Même s’il affiche déjà 274 000 followers sur Instagram, s’il a déjà publié une quinzaine d’ouvrages, s’il enchaîne les chroniques sur France Inter, Baptiste Beaulieu se tient loin du starsystem. « C’est très important pour moi de faire la différence, je veux que les patients viennent me voir parce que je suis un bon médecin et non parce qu’ils ont lu mes livres ou m’ont vu à la télévision. Écrire est une partie de ma vie qui ne doit pas interférer dans ma vie professionnelle. Le plus important, c’est le patient, ce n’est pas moi. » Tout est dit…
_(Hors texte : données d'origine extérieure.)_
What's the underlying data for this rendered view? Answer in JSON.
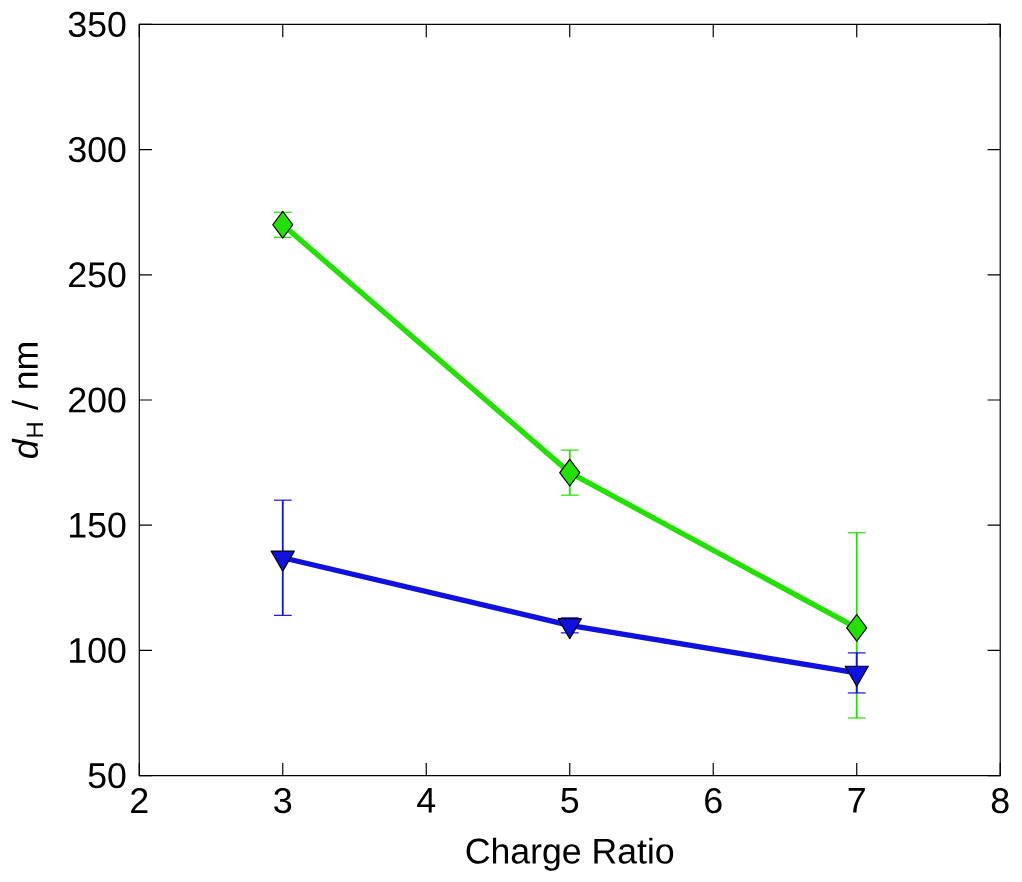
{
  "chart_data": {
    "type": "line",
    "xlabel": "Charge Ratio",
    "ylabel": "*d*$_{H}$ / nm",
    "xlim": [
      2,
      8
    ],
    "ylim": [
      50,
      350
    ],
    "xticks": [
      2,
      3,
      4,
      5,
      6,
      7,
      8
    ],
    "yticks": [
      50,
      100,
      150,
      200,
      250,
      300,
      350
    ],
    "grid": false,
    "series": [
      {
        "color": "#22e000",
        "marker": "diamond",
        "x": [
          3,
          5,
          7
        ],
        "values": [
          270,
          171,
          109
        ],
        "errors": [
          5,
          9,
          [
            73,
            147
          ]
        ]
      },
      {
        "color": "#1010e0",
        "marker": "triangle",
        "x": [
          3,
          5,
          7
        ],
        "values": [
          137,
          110,
          91
        ],
        "errors": [
          [
            114,
            160
          ],
          3,
          8
        ]
      }
    ]
  }
}
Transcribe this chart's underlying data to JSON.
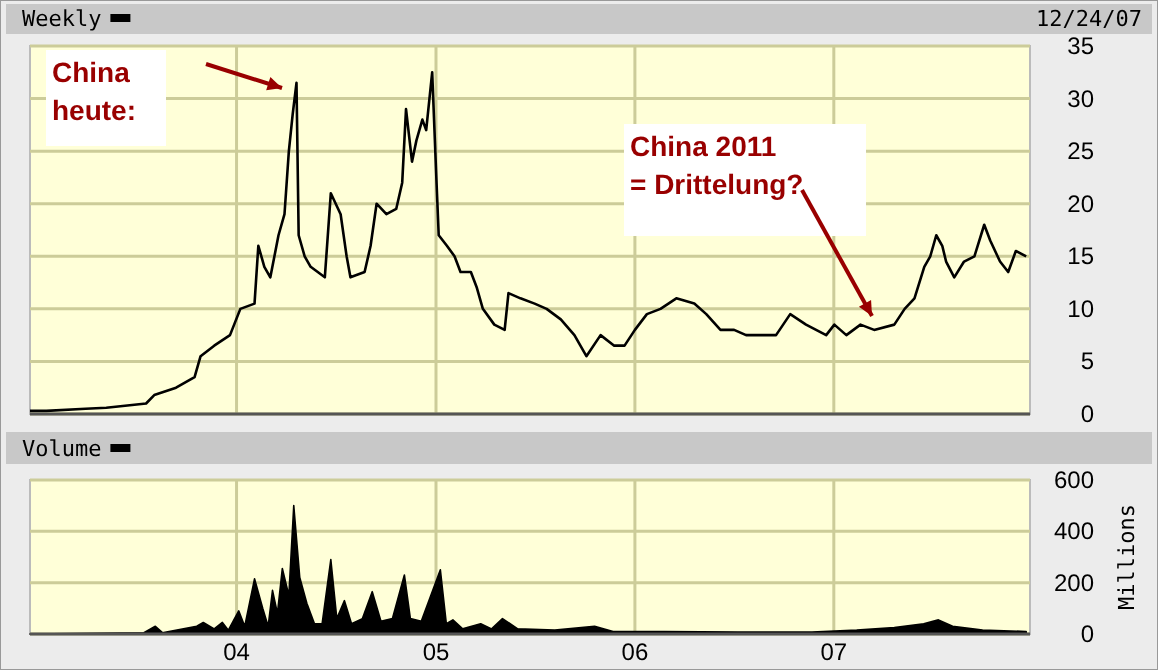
{
  "chart_data": [
    {
      "type": "line",
      "legend": "top left",
      "grid": true,
      "tick_labels": "y",
      "xlim": [
        "2002-12-18",
        "2007-12-27"
      ],
      "ylim": [
        0,
        35
      ],
      "yticks": [
        0,
        5,
        10,
        15,
        20,
        25,
        30,
        35
      ],
      "xticks": [
        {
          "value": "2004",
          "label": null
        },
        {
          "value": "2005",
          "label": null
        },
        {
          "value": "2006",
          "label": null
        },
        {
          "value": "2007",
          "label": null
        }
      ],
      "annotations": [
        "12/24/07",
        "China\nheute:",
        "China 2011\n= Drittelung?"
      ],
      "series": [
        {
          "name": "Weekly",
          "color": "#000000",
          "x": [
            "2002-12-18",
            "2003-01-17",
            "2003-03-30",
            "2003-05-07",
            "2003-07-19",
            "2003-08-03",
            "2003-09-12",
            "2003-10-16",
            "2003-10-27",
            "2003-11-21",
            "2003-12-20",
            "2004-01-08",
            "2004-02-03",
            "2004-02-10",
            "2004-02-21",
            "2004-03-03",
            "2004-03-18",
            "2004-03-29",
            "2004-04-06",
            "2004-04-13",
            "2004-04-20",
            "2004-04-24",
            "2004-05-05",
            "2004-05-16",
            "2004-06-11",
            "2004-06-22",
            "2004-07-10",
            "2004-07-21",
            "2004-07-28",
            "2004-08-23",
            "2004-09-03",
            "2004-09-14",
            "2004-10-02",
            "2004-10-20",
            "2004-10-31",
            "2004-11-07",
            "2004-11-18",
            "2004-11-26",
            "2004-12-07",
            "2004-12-14",
            "2004-12-25",
            "2005-01-02",
            "2005-01-06",
            "2005-01-21",
            "2005-02-04",
            "2005-02-15",
            "2005-03-06",
            "2005-03-17",
            "2005-03-28",
            "2005-04-18",
            "2005-05-07",
            "2005-05-14",
            "2005-06-05",
            "2005-07-01",
            "2005-07-23",
            "2005-08-18",
            "2005-09-12",
            "2005-10-04",
            "2005-10-30",
            "2005-11-24",
            "2005-12-13",
            "2006-01-01",
            "2006-01-23",
            "2006-02-17",
            "2006-03-18",
            "2006-04-20",
            "2006-05-12",
            "2006-06-07",
            "2006-07-02",
            "2006-07-24",
            "2006-08-19",
            "2006-09-17",
            "2006-10-13",
            "2006-11-11",
            "2006-12-18",
            "2007-01-02",
            "2007-01-24",
            "2007-02-19",
            "2007-03-16",
            "2007-04-22",
            "2007-05-11",
            "2007-05-29",
            "2007-06-16",
            "2007-06-27",
            "2007-07-08",
            "2007-07-19",
            "2007-07-26",
            "2007-08-10",
            "2007-08-28",
            "2007-09-16",
            "2007-10-04",
            "2007-10-15",
            "2007-11-02",
            "2007-11-17",
            "2007-12-01",
            "2007-12-20"
          ],
          "values": [
            0.3,
            0.3,
            0.5,
            0.6,
            1.0,
            1.8,
            2.5,
            3.5,
            5.5,
            6.5,
            7.5,
            10,
            10.5,
            16,
            14,
            13,
            17,
            19,
            25,
            28.5,
            31.5,
            17,
            15,
            14,
            13,
            21,
            19,
            15,
            13,
            13.5,
            16,
            20,
            19,
            19.5,
            22,
            29,
            24,
            26,
            28,
            27,
            32.5,
            22,
            17,
            16,
            15,
            13.5,
            13.5,
            12,
            10,
            8.5,
            8,
            11.5,
            11,
            10.5,
            10,
            9,
            7.5,
            5.5,
            7.5,
            6.5,
            6.5,
            8,
            9.5,
            10,
            11,
            10.5,
            9.5,
            8,
            8,
            7.5,
            7.5,
            7.5,
            9.5,
            8.5,
            7.5,
            8.5,
            7.5,
            8.5,
            8,
            8.5,
            10,
            11,
            14,
            15,
            17,
            16,
            14.5,
            13,
            14.5,
            15,
            18,
            16.5,
            14.5,
            13.5,
            15.5,
            15
          ]
        }
      ]
    },
    {
      "type": "area",
      "legend": "top left",
      "grid": true,
      "ylabel": "Millions",
      "xlim": [
        "2002-12-18",
        "2007-12-27"
      ],
      "ylim": [
        0,
        600
      ],
      "yticks": [
        0,
        200,
        400,
        600
      ],
      "xticks": [
        {
          "value": "2004",
          "label": "04"
        },
        {
          "value": "2005",
          "label": "05"
        },
        {
          "value": "2006",
          "label": "06"
        },
        {
          "value": "2007",
          "label": "07"
        }
      ],
      "series": [
        {
          "name": "Volume",
          "color": "#000000",
          "x": [
            "2002-12-18",
            "2003-07-15",
            "2003-08-05",
            "2003-08-18",
            "2003-10-20",
            "2003-11-01",
            "2003-11-21",
            "2003-12-06",
            "2003-12-17",
            "2004-01-05",
            "2004-01-16",
            "2004-02-03",
            "2004-02-18",
            "2004-02-28",
            "2004-03-07",
            "2004-03-16",
            "2004-03-25",
            "2004-04-06",
            "2004-04-15",
            "2004-04-26",
            "2004-05-09",
            "2004-05-23",
            "2004-06-06",
            "2004-06-22",
            "2004-07-03",
            "2004-07-17",
            "2004-07-30",
            "2004-08-19",
            "2004-09-06",
            "2004-09-22",
            "2004-10-13",
            "2004-11-04",
            "2004-11-15",
            "2004-12-05",
            "2005-01-09",
            "2005-01-20",
            "2005-02-01",
            "2005-02-19",
            "2005-03-24",
            "2005-04-13",
            "2005-05-03",
            "2005-05-31",
            "2005-08-07",
            "2005-10-19",
            "2005-11-22",
            "2006-02-24",
            "2006-07-09",
            "2006-11-22",
            "2007-02-12",
            "2007-04-22",
            "2007-06-15",
            "2007-07-12",
            "2007-08-07",
            "2007-10-01",
            "2007-12-20"
          ],
          "values": [
            0,
            5,
            30,
            5,
            30,
            45,
            20,
            45,
            15,
            90,
            30,
            215,
            100,
            30,
            170,
            80,
            255,
            150,
            500,
            220,
            120,
            40,
            40,
            290,
            60,
            130,
            40,
            60,
            165,
            50,
            60,
            230,
            60,
            50,
            250,
            40,
            55,
            20,
            40,
            20,
            60,
            20,
            15,
            30,
            10,
            10,
            8,
            8,
            15,
            25,
            40,
            55,
            30,
            15,
            10
          ]
        }
      ]
    }
  ]
}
Évidemment que la salle d’attente du médecin généraliste est pleine à craquer, quelque part à Toulouse (Haute-Garonne), mais on ne vous dévoilera pas l’adresse de Baptiste Beaulieu. Il tient à préserver son anonymat. Évidemment que certains patients savent qu’il est devenu un écrivain célèbre mais « peu importe, si on m’en parle – trop –, je sais mettre les barrières là où il faut », souligne Baptiste Beaulieu.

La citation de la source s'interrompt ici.